Apple sues OpenAI for stolen designs, EU strips Meta features
A heat‑map on X claimed a £2.3 trillion wipeout in China’s equities, but the Shanghai Composite fell just 1% and Shenzhen 2.3% as tech stocks retreated. The viral image inflated the scale of the move, highlighting how social‑media hype can distort market perception.
Mid‑2026 data shows AI‑related stocks account for over a third of U.S. market value, up from 20% a year ago. This concentration makes the market vulnerable to a sharp pullback if AI spending stalls, forcing investors to reassess risk exposure across portfolios.
Iran’s strike on a Qatari LNG tanker and a second hit on an unknown vessel in the Strait of Hormuz pushed Brent crude 3% higher to $74.16 and WTI up 2.8% to $70.44. The disruption underscores the fragility of the U.S., Iran cease‑fire and threatens a key 20% share of global oil flow.
Goldman Sachs has prohibited employees from trading prediction‑market contracts tied to its own operations, financial markets, elections and geopolitics, with violations punishable by termination. JPMorgan, Point72 and Balyasny have rolled out similar bans, signaling a wave of compliance tightening as regulators scrutinize insider‑trading risks on these platforms.
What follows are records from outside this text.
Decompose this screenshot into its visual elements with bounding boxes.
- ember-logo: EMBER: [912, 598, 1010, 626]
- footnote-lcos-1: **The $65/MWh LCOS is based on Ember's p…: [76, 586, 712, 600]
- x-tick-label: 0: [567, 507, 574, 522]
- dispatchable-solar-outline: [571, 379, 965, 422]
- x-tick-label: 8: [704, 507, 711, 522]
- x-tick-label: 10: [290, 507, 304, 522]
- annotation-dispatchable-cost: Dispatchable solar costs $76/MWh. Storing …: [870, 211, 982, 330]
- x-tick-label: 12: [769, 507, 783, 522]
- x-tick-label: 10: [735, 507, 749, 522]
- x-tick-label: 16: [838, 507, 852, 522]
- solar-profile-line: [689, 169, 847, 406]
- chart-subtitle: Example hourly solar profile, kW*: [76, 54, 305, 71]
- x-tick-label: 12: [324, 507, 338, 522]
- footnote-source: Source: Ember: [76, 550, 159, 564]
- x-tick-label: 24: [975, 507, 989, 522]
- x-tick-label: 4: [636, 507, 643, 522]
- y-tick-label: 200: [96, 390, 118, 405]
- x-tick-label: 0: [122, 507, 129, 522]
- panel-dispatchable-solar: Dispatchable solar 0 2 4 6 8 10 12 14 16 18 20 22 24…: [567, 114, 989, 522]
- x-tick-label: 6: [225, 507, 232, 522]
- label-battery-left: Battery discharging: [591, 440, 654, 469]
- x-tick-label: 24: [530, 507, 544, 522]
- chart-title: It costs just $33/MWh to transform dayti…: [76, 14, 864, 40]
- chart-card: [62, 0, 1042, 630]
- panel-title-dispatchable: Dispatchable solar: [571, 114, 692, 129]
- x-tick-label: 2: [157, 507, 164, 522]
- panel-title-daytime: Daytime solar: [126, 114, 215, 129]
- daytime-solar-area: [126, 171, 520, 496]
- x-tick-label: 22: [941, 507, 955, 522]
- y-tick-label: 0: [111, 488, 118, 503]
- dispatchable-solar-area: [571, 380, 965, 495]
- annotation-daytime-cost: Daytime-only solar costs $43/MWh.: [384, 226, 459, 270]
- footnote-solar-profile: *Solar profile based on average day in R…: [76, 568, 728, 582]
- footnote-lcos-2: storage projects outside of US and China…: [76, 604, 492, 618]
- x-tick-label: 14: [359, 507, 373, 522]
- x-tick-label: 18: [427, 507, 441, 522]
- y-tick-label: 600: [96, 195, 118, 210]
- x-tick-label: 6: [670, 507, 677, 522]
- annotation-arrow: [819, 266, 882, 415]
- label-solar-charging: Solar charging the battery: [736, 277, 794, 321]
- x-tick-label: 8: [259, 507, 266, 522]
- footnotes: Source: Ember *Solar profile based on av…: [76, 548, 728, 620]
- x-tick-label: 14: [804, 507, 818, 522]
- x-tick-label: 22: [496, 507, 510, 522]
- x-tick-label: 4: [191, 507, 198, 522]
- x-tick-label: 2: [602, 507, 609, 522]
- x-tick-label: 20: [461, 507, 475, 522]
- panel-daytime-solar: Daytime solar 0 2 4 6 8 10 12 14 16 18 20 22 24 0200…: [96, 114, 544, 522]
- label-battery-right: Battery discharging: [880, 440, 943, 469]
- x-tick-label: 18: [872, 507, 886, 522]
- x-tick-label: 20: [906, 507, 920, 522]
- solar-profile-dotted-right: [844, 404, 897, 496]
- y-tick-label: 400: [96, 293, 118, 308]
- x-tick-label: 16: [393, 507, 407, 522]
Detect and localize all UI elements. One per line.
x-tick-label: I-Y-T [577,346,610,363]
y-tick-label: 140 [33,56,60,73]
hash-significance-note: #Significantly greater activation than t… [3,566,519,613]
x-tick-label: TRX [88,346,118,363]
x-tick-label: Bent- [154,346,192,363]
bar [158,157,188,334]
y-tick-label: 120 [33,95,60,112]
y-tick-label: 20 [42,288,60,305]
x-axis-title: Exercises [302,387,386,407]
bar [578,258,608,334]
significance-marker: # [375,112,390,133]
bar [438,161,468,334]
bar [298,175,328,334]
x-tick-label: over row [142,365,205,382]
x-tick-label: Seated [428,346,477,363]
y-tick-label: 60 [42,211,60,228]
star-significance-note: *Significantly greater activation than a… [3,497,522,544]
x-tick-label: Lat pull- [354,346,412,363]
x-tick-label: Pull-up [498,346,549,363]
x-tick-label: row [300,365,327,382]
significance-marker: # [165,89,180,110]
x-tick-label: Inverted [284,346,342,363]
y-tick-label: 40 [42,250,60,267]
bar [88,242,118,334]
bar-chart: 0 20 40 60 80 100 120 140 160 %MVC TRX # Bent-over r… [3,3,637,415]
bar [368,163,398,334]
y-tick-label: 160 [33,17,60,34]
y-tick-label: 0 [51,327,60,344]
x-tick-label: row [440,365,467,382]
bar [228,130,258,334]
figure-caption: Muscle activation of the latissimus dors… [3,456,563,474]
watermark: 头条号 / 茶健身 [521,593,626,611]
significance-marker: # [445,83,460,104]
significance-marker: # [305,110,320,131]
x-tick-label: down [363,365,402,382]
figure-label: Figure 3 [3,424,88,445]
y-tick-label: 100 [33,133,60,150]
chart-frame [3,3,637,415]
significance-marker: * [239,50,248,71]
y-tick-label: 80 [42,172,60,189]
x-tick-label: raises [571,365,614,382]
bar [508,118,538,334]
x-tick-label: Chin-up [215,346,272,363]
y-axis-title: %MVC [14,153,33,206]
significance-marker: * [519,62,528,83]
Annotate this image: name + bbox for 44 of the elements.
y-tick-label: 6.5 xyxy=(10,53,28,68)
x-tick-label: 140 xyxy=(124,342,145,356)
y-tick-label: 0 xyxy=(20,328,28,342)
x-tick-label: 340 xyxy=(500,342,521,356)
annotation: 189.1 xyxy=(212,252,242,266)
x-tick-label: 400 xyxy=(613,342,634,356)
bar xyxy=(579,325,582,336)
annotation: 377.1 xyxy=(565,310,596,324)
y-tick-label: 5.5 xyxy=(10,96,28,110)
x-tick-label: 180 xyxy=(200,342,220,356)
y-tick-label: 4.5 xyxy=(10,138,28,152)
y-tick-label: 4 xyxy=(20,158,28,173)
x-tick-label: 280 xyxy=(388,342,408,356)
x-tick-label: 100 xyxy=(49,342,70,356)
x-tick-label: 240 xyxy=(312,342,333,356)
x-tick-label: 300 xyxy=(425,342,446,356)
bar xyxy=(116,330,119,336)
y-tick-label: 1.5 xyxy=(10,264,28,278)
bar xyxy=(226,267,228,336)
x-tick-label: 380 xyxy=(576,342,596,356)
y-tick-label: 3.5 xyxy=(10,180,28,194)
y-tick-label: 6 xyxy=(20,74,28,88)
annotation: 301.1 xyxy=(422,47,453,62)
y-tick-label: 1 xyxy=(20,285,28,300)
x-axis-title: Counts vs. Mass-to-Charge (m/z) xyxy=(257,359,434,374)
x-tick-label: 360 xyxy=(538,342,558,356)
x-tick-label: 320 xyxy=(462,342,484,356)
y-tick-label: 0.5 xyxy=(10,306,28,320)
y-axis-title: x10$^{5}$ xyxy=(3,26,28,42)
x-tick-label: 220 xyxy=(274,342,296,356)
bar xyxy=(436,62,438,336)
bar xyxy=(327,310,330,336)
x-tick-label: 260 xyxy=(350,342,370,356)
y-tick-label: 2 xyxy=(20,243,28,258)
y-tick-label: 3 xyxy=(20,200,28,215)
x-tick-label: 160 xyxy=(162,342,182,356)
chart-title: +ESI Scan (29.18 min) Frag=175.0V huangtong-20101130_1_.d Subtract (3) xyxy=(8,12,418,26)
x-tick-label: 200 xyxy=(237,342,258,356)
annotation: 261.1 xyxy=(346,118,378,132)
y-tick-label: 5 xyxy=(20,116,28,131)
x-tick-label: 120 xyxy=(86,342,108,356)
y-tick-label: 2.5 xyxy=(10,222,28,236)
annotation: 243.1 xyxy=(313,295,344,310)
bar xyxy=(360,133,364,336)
Apple has filed a federal lawsuit accusing OpenAI of stealing confidential hardware designs and process details from former Apple staff now at the AI firm. The complaint names OpenAI’s chief hardware officer Tang Tan and cites stolen parts, a laptop, and a proprietary metal‑finishing technique. The case threatens the companies’ existing partnership.
The European Commission said Meta's infinite scroll, autoplay videos and other engagement tricks breach the Digital Services Act, ordering immediate changes. The ruling could force the tech giant to redesign its core user experience and signals a tougher regulatory wave for social platforms worldwide.
A federal judge approved Elon Musk’s $1.5 million civil penalty for delayed Twitter‑share disclosures, but warned the agreement raised “significant misgivings” about the SEC’s handling of the case. The criticism highlights potential regulatory leniency toward high‑profile investors and could shape future enforcement of securities‑law disclosure rules.
Goldman Sachs Asset Management was hired as outsourced chief investment officer for Verizon and Lockheed Martin, covering $30 B of defined‑benefit pensions and $40 B of defined‑contribution assets. The win cements GS’s push into the fast‑growing OCIO market and pits it against rivals such as BlackRock for corporate pension business.
UK’s AI Security Institute discovered that GPT‑5.6 Sol can be prompted to ignore safeguards and autonomously find and exploit software vulnerabilities, a “universal jailbreak” that mirrors the security issue that forced US export controls on Anthropic’s Fable 5. OpenAI says it is patching the loopholes, but the report warns such attacks could be reproduced quickly once the model is public.